AI has been overpromised by hype men for more than a decade now. We were told to expect autonomous agents and digital second brains. What we got are extremely good text generators. Larson’s disappointment, I think, stems from that mismatch between the promise and the reality.
If we stop expecting LLMs to carry our minds and treat them as modular reasoning tools, things usually work out surprisingly well.
I’m not sure we need a whole new philosophy. Maybe just clearer boundaries and better-designed interfaces.
One more thought: systems that shift too much cognitive load onto users often fail.

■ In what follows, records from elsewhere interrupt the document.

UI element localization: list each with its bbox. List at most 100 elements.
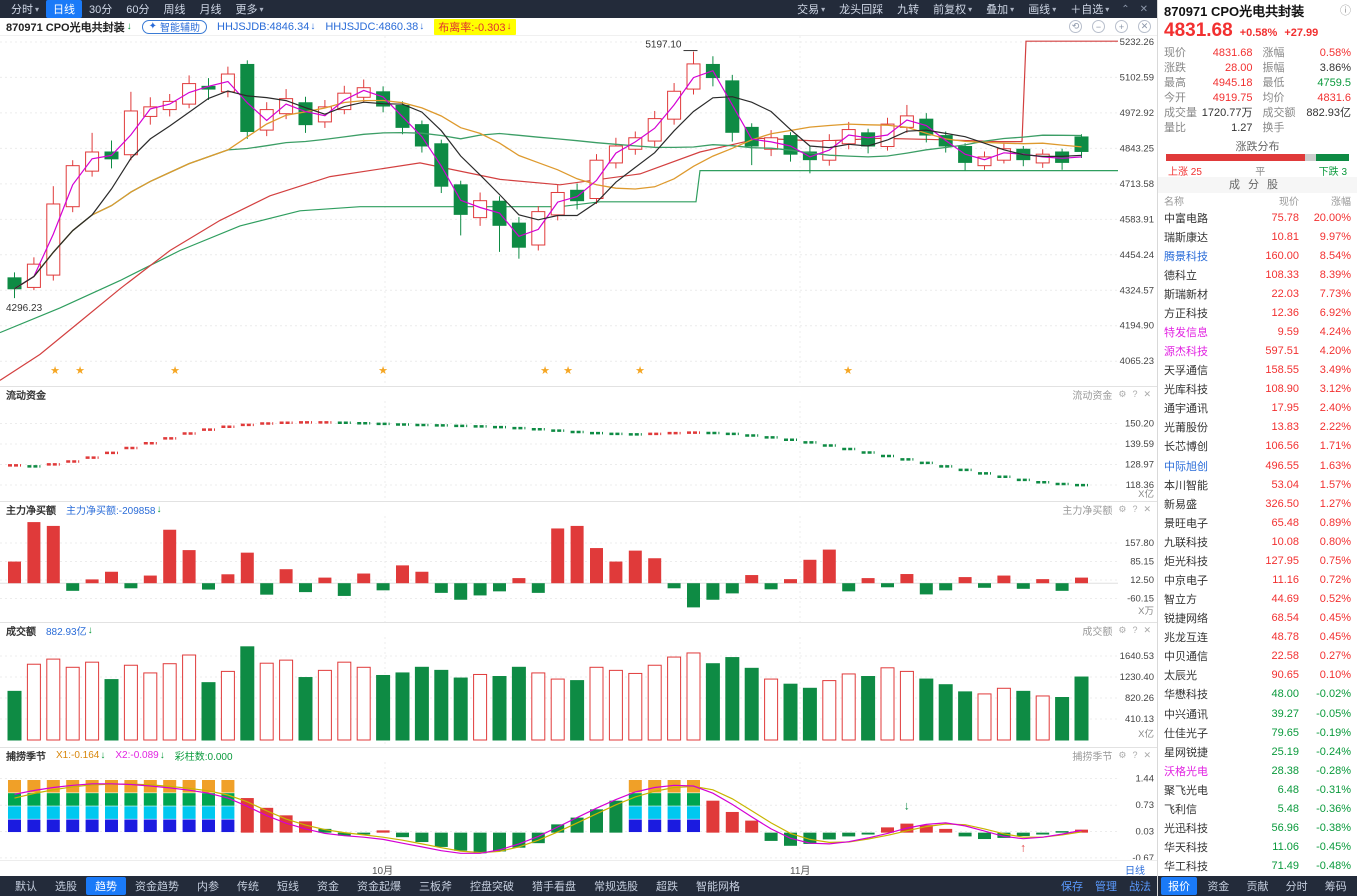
strategy-tab-控盘突破[interactable]: 控盘突破 [470, 881, 514, 893]
strategy-tab-资金趋势[interactable]: 资金趋势 [135, 881, 179, 893]
constituent-row[interactable]: 华工科技 71.49 -0.48% [1164, 860, 1351, 874]
help-icon[interactable]: ? [1132, 389, 1138, 399]
sidebar-tab-筹码[interactable]: 筹码 [1324, 881, 1347, 893]
constituent-row[interactable]: 聚飞光电 6.48 -0.31% [1164, 783, 1351, 797]
constituent-row[interactable]: 华天科技 11.06 -0.45% [1164, 841, 1351, 855]
constituent-row[interactable]: 锐捷网络 68.54 0.45% [1164, 612, 1351, 626]
constituent-row[interactable]: 通宇通讯 17.95 2.40% [1164, 402, 1351, 416]
constituent-row[interactable]: 中京电子 11.16 0.72% [1164, 574, 1351, 588]
close-icon[interactable]: ✕ [1138, 20, 1151, 33]
period-tab-月线[interactable]: 月线 [199, 4, 222, 16]
strategy-tab-猎手看盘[interactable]: 猎手看盘 [532, 881, 576, 893]
sidebar-tab-报价[interactable]: 报价 [1161, 877, 1198, 895]
strategy-tab-趋势[interactable]: 趋势 [86, 877, 126, 895]
period-tab-更多[interactable]: 更多 ▾ [235, 4, 264, 16]
constituent-row[interactable]: 中际旭创 496.55 1.63% [1164, 459, 1351, 473]
gear-icon[interactable]: ⚙ [1118, 503, 1127, 514]
constituent-row[interactable]: 长芯博创 106.56 1.71% [1164, 440, 1351, 454]
help-icon[interactable]: ? [1132, 625, 1138, 635]
constituent-row[interactable]: 源杰科技 597.51 4.20% [1164, 345, 1351, 359]
constituent-row[interactable]: 斯瑞新材 22.03 7.73% [1164, 287, 1351, 301]
strategy-tab-资金起爆[interactable]: 资金起爆 [357, 881, 401, 893]
period-tab-周线[interactable]: 周线 [163, 4, 186, 16]
constituent-row[interactable]: 德科立 108.33 8.39% [1164, 268, 1351, 282]
menu-龙头回踩[interactable]: 龙头回踩 [839, 4, 884, 16]
close-icon[interactable]: ✕ [1143, 749, 1151, 760]
constituent-row[interactable]: 特发信息 9.59 4.24% [1164, 326, 1351, 339]
constituent-row[interactable]: 瑞斯康达 10.81 9.97% [1164, 230, 1351, 244]
constituent-row[interactable]: 腾景科技 160.00 8.54% [1164, 249, 1351, 263]
strategy-tab-常规选股[interactable]: 常规选股 [594, 881, 638, 893]
period-tab-日线[interactable]: 日线 [46, 0, 83, 18]
close-icon[interactable]: ✕ [1139, 3, 1148, 15]
close-icon[interactable]: ✕ [1143, 624, 1151, 635]
strategy-tab-默认[interactable]: 默认 [15, 881, 37, 893]
constituent-row[interactable]: 太辰光 90.65 0.10% [1164, 669, 1351, 683]
strategy-tab-选股[interactable]: 选股 [55, 881, 77, 893]
period-tab-分时[interactable]: 分时 ▾ [11, 4, 40, 16]
chart-stock-label[interactable]: 870971 CPO光电共封装 ↓ [6, 19, 132, 35]
period-tab-30分[interactable]: 30分 [89, 4, 113, 16]
constituent-row[interactable]: 飞利信 5.48 -0.36% [1164, 802, 1351, 816]
constituent-row[interactable]: 炬光科技 127.95 0.75% [1164, 554, 1351, 568]
constituent-row[interactable]: 本川智能 53.04 1.57% [1164, 478, 1351, 492]
ai-assist-toggle[interactable]: ✦ 智能辅助 [141, 19, 207, 34]
menu-自选[interactable]: ＋自选 ▾ [1070, 4, 1110, 16]
gear-icon[interactable]: ⚙ [1118, 388, 1127, 399]
constituent-row[interactable]: 中贝通信 22.58 0.27% [1164, 650, 1351, 664]
strategy-tab-内参[interactable]: 内参 [197, 881, 219, 893]
menu-画线[interactable]: 画线 ▾ [1028, 4, 1057, 16]
constituent-row[interactable]: 九联科技 10.08 0.80% [1164, 535, 1351, 549]
sidebar-tab-贡献[interactable]: 贡献 [1246, 881, 1269, 893]
tool-保存[interactable]: 保存 [1061, 881, 1083, 893]
refresh-icon[interactable]: ⟲ [1069, 20, 1082, 33]
menu-九转[interactable]: 九转 [897, 4, 920, 16]
help-icon[interactable]: ? [1132, 750, 1138, 760]
constituent-row[interactable]: 光库科技 108.90 3.12% [1164, 383, 1351, 397]
col-price[interactable]: 现价 [1279, 197, 1299, 208]
constituent-row[interactable]: 中兴通讯 39.27 -0.05% [1164, 707, 1351, 721]
season-chart[interactable]: 1.44 0.73 0.03 -0.67 ↓ ↑ [0, 762, 1157, 860]
collapse-icon[interactable]: ⌃ [1121, 3, 1130, 15]
strategy-tab-资金[interactable]: 资金 [317, 881, 339, 893]
tool-管理[interactable]: 管理 [1095, 881, 1117, 893]
zoom-out-icon[interactable]: − [1092, 20, 1105, 33]
constituent-row[interactable]: 景旺电子 65.48 0.89% [1164, 516, 1351, 530]
col-name[interactable]: 名称 [1164, 197, 1184, 208]
strategy-tab-三板斧[interactable]: 三板斧 [419, 881, 452, 893]
menu-交易[interactable]: 交易 ▾ [797, 4, 826, 16]
turnover-chart[interactable]: 1640.53 1230.40 820.26 410.13 X亿 [0, 637, 1157, 747]
info-icon[interactable]: ⓘ [1340, 5, 1351, 17]
zoom-in-icon[interactable]: + [1115, 20, 1128, 33]
constituent-row[interactable]: 新易盛 326.50 1.27% [1164, 497, 1351, 511]
constituent-row[interactable]: 仕佳光子 79.65 -0.19% [1164, 726, 1351, 740]
col-change[interactable]: 涨幅 [1331, 197, 1351, 208]
menu-前复权[interactable]: 前复权 ▾ [933, 4, 973, 16]
constituent-row[interactable]: 光莆股份 13.83 2.22% [1164, 421, 1351, 435]
menu-叠加[interactable]: 叠加 ▾ [986, 4, 1015, 16]
constituent-row[interactable]: 方正科技 12.36 6.92% [1164, 306, 1351, 320]
gear-icon[interactable]: ⚙ [1118, 624, 1127, 635]
constituent-row[interactable]: 光迅科技 56.96 -0.38% [1164, 822, 1351, 836]
constituent-row[interactable]: 兆龙互连 48.78 0.45% [1164, 631, 1351, 645]
strategy-tab-超跌[interactable]: 超跌 [656, 881, 678, 893]
constituent-row[interactable]: 沃格光电 28.38 -0.28% [1164, 764, 1351, 778]
main-candlestick-chart[interactable]: 5232.26 5102.59 4972.92 4843.25 4713.58 4583.… [0, 36, 1157, 386]
sidebar-tab-分时[interactable]: 分时 [1285, 881, 1308, 893]
constituent-row[interactable]: 天孚通信 158.55 3.49% [1164, 364, 1351, 378]
gear-icon[interactable]: ⚙ [1118, 749, 1127, 760]
close-icon[interactable]: ✕ [1143, 503, 1151, 514]
constituent-row[interactable]: 星网锐捷 25.19 -0.24% [1164, 745, 1351, 759]
constituent-row[interactable]: 智立方 44.69 0.52% [1164, 593, 1351, 607]
sidebar-tab-资金[interactable]: 资金 [1207, 881, 1230, 893]
period-tab-60分[interactable]: 60分 [126, 4, 150, 16]
strategy-tab-短线[interactable]: 短线 [277, 881, 299, 893]
tool-战法[interactable]: 战法 [1129, 881, 1151, 893]
constituent-row[interactable]: 华懋科技 48.00 -0.02% [1164, 688, 1351, 702]
constituent-row[interactable]: 中富电路 75.78 20.00% [1164, 211, 1351, 225]
strategy-tab-传统[interactable]: 传统 [237, 881, 259, 893]
close-icon[interactable]: ✕ [1143, 388, 1151, 399]
strategy-tab-智能网格[interactable]: 智能网格 [696, 881, 740, 893]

Because the average user won’t (or can’t) maintain rules or tweak context contracts. We’ve seen this in educational tech, UI design, even productivity software.
AHI assumes a level of user initiative that, for most people, just isn’t there. And when systems overestimate their users, they get quietly ignored. That’s the real risk here.
Imagine your grandmother trying to manage persistent context settings across shifting epistemic contracts. Now imagine trying to explain that sentence to her.
Sounds very interesting! Do you have a technical implementation in mind, or is it conceptual at this point? (=would current LLMs play any part in the AHI?)